Square Roots of Operators II

The determinant (and also trace) of a nilpotent matrix is always zero, so a nilpotent matrix cannot be invertible. However, if $N$ is nilpotent of index $m$, then $I+N$ and $I-N$ are invertible and the inverses are given by
\begin{align*} (I+N)^{-1}&=\sum_{k=0}^{m-1}(-N)^k=I-N+N^2-N^3+\cdots+(-N)^{m-1}\\ (I-N)^{-1}&=\sum_{k=0}^{m-1}N^k=I+N+N^2+N^3+\cdots+N^{m-1} \end{align*}
We have shown here that invertible operators have square roots. By the same token, we see that the square roots of $(I+N)^{-1}$ and $(I-N)^{-1}$ exist. But how do we find them? Let us denote them by $(I+N)^{-\frac{1}{2}}$ and $(I-N)^{-\frac{1}{2}}$, respectively. Then by the same manner we proved the existence of $\sqrt{N+1}$ here, we obtain
\begin{align*} (I+N)^{-\frac{1}{2}}&=I-\frac{1}{2}N-\frac{3}{8}N^2-\frac{11}{16}N^3+\cdots\\ (I-N)^{-\frac{1}{2}}&=I+\frac{1}{2}N+\frac{3}{8}N^2+\frac{5}{16}N^3+\cdots \end{align*}

Square Roots of Operators

Mathematics is full of weird stuff. One of them is the square root of an operator. So far, I have seen only two books that discuss the square root of an operator. They are listed in the references below.

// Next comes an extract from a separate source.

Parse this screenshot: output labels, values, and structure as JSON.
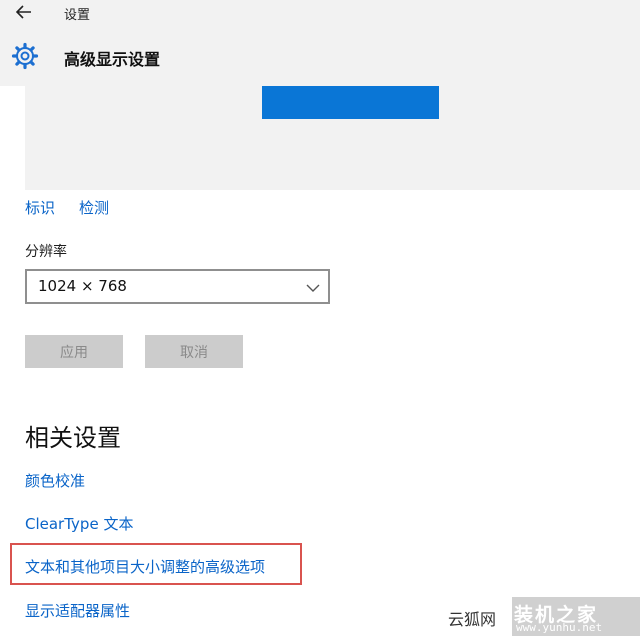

Definition. An operator $R$ is called a square root of an operator $T$ is $R^2=T$.

Example. In quantum computing, $\sqrt{\mathrm{NOT}}$ gate is given by
$$\sqrt{\mathrm{NOT}}=\begin{bmatrix}
\frac{1+i}{2} & \frac{1-i}{2}\\
\frac{1-i}{2} & \frac{1+i}{2}
\end{bmatrix}$$
and
$$\sqrt{\mathrm{NOT}}\cdot\sqrt{\mathrm{NOT}}=\mathrm{NOT}=\begin{bmatrix}
0 & 1\\
1 & 0
\end{bmatrix}$$
As required by quantum mechanics, quantum gates are unitary matrices. There is no counterpart of $\sqrt{\mathrm{NOT}}$ gate in classical computing, so $\sqrt{\mathrm{NOT}}$ gate is a truly quantum gate. As far as I know, no one has come up with a physical implementation of $\sqrt{\mathrm{NOT}}$ gate yet.

Example. An operator does not necessarily have a square root. For example, define $T:\mathbb{C}^3\longrightarrow\mathbb{C}^3$ by
$$T(z_1,z_2,z_3)=(z_2,z_3,0)$$
Then one can easily show that $T$ is linear. Suppose that $T$ has a square root $R$. Let $\begin{bmatrix}
r & s & t\\
u & v & w\\
z & y & z
\end{bmatrix}$ be the matrix associated with $R$. Since the matrix associated with $T$ is $\begin{bmatrix}
0 & 1 & 0\\
0 & 0 & 1\\
0 & 0 & 0
\end{bmatrix}$, we have the equation
$$\begin{bmatrix}
r & s & t\\
u & v & w\\
z & y & z
\end{bmatrix}\cdot\begin{bmatrix}
r & s & t\\
u & v & w\\
z & y & z
\end{bmatrix}=\begin{bmatrix}
0 & 1 & 0\\
0 & 0 & 1\\
0 & 0 & 0
\end{bmatrix}$$
This is a system of 9 scalar equations. One can attempt to solve this equation using a CAS (Computer Algebra System), for example, Maple and see that the system does not have a solution, i.e. $R$ does not exist.

So, what kind of operators have square roots?

Theorem. Identity + Nilpotent has a square root.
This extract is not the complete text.